Outside Delaney Hall, a 1,000-bed immigration detention facility in Newark, New Jersey, two crowds stood in stark opposition over the same fence line and over entirely different ideas of law, order and human dignity. Supporters of immigrant detainees gathered on one side, while pro-ICE demonstrators rallied on the other as New Jersey’s governor moved to prevent the confrontation from spiraling further.

The standoff sharpened after days of protests centered on allegations from detainees, advocates and lawmakers that people inside the privately owned facility were being given inedible or expired food and had limited or no access to medical care. Detainees also launched a hunger strike, deepening scrutiny of conditions inside a building that has become one of the state’s most volatile immigration flashpoints.
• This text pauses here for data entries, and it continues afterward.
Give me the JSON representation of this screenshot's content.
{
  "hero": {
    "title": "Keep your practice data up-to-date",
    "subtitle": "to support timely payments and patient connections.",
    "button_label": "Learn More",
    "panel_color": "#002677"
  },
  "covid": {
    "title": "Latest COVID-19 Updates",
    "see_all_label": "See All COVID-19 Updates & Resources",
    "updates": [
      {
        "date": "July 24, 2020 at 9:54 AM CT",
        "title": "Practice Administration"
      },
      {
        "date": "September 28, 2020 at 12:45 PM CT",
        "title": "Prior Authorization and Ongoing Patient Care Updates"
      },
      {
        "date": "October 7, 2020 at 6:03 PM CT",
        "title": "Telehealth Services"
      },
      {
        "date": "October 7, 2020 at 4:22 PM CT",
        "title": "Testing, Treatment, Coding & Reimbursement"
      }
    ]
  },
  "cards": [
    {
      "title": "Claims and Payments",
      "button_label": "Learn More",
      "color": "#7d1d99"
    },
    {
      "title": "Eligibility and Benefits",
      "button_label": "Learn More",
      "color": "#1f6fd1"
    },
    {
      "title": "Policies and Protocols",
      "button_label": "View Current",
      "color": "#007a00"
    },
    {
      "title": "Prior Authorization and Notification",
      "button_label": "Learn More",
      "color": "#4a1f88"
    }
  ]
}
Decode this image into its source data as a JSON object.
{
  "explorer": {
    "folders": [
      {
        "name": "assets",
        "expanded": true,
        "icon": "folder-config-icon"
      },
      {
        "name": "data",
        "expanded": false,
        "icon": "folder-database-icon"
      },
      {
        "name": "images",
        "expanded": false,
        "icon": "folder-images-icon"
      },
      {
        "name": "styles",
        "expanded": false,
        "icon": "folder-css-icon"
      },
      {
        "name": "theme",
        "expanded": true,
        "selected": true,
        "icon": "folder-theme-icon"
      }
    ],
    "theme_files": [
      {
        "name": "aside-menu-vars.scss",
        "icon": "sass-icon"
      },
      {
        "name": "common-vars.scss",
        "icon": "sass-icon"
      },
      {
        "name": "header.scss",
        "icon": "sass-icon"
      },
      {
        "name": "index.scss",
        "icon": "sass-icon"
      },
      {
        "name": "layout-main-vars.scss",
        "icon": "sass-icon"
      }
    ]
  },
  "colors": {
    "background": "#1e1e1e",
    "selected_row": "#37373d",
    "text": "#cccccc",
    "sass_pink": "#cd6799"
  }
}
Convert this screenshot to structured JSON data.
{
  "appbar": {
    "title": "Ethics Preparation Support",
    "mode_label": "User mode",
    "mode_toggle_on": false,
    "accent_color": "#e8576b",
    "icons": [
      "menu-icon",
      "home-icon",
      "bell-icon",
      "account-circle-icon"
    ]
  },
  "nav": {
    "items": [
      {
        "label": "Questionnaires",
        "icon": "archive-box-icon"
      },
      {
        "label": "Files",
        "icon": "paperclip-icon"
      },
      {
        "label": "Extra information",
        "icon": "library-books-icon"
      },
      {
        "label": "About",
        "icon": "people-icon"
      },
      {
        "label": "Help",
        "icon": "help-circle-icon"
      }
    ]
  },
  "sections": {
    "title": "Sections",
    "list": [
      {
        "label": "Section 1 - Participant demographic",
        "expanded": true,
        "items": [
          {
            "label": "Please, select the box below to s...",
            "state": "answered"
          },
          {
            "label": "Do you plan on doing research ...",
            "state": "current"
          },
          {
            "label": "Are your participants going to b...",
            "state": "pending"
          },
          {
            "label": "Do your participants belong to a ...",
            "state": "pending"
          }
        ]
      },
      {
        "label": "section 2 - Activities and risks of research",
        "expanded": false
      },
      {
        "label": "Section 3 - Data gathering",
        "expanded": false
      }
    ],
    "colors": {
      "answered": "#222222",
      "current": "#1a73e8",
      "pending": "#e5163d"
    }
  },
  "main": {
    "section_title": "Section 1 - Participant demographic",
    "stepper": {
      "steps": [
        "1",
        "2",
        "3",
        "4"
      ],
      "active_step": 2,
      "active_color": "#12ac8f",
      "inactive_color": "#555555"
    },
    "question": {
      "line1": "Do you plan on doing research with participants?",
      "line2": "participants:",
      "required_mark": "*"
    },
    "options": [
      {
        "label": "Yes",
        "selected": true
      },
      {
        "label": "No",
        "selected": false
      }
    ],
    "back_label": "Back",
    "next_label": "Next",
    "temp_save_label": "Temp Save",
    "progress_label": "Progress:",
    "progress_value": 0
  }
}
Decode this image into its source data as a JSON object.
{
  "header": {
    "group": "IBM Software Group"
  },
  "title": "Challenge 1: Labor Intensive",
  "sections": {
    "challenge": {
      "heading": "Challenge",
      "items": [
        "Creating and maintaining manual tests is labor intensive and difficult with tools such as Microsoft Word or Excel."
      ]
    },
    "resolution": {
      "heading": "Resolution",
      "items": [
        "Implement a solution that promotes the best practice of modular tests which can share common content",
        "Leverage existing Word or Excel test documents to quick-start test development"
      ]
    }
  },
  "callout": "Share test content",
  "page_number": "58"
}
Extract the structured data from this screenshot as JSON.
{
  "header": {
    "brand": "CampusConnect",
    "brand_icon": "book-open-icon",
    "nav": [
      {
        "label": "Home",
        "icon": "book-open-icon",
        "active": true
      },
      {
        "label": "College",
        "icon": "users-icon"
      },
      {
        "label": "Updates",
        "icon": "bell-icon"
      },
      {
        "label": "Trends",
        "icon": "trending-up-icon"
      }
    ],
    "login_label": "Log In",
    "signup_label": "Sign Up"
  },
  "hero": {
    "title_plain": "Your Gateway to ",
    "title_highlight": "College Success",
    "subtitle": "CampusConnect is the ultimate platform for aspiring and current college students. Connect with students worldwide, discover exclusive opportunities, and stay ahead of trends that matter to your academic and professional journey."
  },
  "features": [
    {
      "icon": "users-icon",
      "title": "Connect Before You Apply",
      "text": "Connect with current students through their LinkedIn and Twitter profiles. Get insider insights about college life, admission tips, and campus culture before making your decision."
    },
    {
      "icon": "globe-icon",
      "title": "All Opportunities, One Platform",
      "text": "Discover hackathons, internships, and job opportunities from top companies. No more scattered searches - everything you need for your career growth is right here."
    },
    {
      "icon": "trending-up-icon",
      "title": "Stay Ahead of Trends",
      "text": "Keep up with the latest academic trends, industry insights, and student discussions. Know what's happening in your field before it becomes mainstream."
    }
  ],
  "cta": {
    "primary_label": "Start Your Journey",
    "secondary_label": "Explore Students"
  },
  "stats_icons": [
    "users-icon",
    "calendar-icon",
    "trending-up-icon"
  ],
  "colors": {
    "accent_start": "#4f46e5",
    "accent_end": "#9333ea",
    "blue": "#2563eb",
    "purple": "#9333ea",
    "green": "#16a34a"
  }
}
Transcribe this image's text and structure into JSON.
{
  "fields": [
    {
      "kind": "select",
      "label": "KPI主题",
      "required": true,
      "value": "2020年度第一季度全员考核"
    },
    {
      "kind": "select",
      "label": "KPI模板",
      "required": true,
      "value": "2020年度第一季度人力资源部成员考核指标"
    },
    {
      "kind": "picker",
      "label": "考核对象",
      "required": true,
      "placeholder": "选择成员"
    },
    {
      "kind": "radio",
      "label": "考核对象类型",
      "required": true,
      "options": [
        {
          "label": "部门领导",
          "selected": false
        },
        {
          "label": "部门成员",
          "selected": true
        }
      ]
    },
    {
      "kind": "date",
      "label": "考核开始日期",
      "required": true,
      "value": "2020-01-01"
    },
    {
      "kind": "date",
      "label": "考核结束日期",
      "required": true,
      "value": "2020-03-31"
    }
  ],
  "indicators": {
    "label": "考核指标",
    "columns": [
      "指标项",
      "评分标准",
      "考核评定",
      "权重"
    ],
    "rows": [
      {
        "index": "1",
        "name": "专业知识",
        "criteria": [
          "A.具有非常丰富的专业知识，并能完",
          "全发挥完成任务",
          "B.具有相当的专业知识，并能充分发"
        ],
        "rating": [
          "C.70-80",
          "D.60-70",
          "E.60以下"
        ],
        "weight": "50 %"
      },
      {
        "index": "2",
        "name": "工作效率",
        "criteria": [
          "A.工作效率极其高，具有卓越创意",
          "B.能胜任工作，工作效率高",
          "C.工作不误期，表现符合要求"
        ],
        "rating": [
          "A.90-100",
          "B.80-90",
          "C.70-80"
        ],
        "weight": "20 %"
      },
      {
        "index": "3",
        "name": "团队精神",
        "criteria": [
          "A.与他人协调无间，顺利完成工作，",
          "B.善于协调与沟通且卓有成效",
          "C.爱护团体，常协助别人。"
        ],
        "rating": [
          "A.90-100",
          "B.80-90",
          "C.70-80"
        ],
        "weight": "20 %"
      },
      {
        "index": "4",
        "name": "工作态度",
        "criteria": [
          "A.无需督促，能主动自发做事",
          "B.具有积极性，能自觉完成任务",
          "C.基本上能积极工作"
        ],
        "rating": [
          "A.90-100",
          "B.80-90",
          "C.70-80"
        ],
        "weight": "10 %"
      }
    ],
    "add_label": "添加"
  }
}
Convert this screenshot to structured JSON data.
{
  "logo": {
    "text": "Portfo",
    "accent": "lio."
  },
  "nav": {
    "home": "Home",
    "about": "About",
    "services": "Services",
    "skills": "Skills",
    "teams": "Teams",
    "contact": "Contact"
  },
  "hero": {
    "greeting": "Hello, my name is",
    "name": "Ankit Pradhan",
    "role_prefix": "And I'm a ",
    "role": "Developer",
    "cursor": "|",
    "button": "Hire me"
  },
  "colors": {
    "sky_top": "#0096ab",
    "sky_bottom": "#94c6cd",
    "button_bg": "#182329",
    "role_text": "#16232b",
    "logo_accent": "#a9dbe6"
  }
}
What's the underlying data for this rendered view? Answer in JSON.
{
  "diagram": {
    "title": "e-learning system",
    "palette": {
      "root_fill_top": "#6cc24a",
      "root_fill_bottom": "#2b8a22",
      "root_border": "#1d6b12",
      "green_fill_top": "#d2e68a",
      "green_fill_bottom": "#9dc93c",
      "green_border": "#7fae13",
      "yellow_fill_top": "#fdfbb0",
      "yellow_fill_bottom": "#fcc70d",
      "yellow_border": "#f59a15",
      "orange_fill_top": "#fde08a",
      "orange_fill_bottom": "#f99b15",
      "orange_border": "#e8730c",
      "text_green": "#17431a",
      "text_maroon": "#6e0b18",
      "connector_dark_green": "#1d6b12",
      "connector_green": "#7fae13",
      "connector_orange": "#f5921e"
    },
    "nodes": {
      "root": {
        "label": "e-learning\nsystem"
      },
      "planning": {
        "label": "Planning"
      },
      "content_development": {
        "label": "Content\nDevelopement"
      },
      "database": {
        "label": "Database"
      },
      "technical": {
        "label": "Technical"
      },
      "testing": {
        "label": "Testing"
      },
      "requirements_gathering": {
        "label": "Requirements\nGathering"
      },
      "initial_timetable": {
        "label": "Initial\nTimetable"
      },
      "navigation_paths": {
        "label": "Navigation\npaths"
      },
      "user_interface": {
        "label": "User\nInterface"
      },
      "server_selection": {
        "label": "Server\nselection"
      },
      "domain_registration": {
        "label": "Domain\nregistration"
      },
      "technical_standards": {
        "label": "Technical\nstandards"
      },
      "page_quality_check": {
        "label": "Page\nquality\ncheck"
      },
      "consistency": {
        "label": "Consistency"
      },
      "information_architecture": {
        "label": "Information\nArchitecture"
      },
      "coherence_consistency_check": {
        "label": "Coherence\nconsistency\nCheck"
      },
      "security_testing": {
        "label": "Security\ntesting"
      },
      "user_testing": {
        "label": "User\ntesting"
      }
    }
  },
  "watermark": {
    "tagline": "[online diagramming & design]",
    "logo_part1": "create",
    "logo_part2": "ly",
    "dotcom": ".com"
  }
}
Video from the protest scene added to the tension. NBC New York reported that demonstrators tried to block a vehicle from leaving Delaney Hall and that ICE agents responded at close range with spray, shoving and a baton. NBC News reported that six protesters were arrested after clashes outside the facility, and that repeated confrontations had already led to the use of tear gas. State police were later ordered to establish designated protest zones outside the detention center.

The federal government has rejected the allegations of abusive conditions. GEO Group, which operates Delaney Hall, says detainees have access to around-the-clock medical care, legal and family visitation, library access, dietician-approved meals, recreational amenities and services that accommodate religious beliefs. That clash between official assurances and detainee complaints has turned the facility into a broader test of whether aggressive enforcement can be paired with accountability.

AI-generated illustration
AI-generated illustration

Delaney Hall’s political baggage is now part of the fight. ICE announced on February 26, 2025, that it would reopen the Newark facility under an agreement with the owner, and the site quickly drew national attention. NBC News reported that four detainees escaped from Delaney Hall in June 2025. Newark Mayor Ras Baraka, one of the most prominent critics of the center, was arrested there during a protest in 2025 and later won reelection in Newark’s May 12, 2026 mayoral election.

Gov. Mikie Sherrill has pushed for de-escalation and urged ICE to act humanely, reflecting a state response that has tried to contain the unrest without endorsing the facility’s conditions. For Newark, Delaney Hall has become more than a detention center: it is where immigration politics, public health concerns and the meaning of state power are colliding in public view.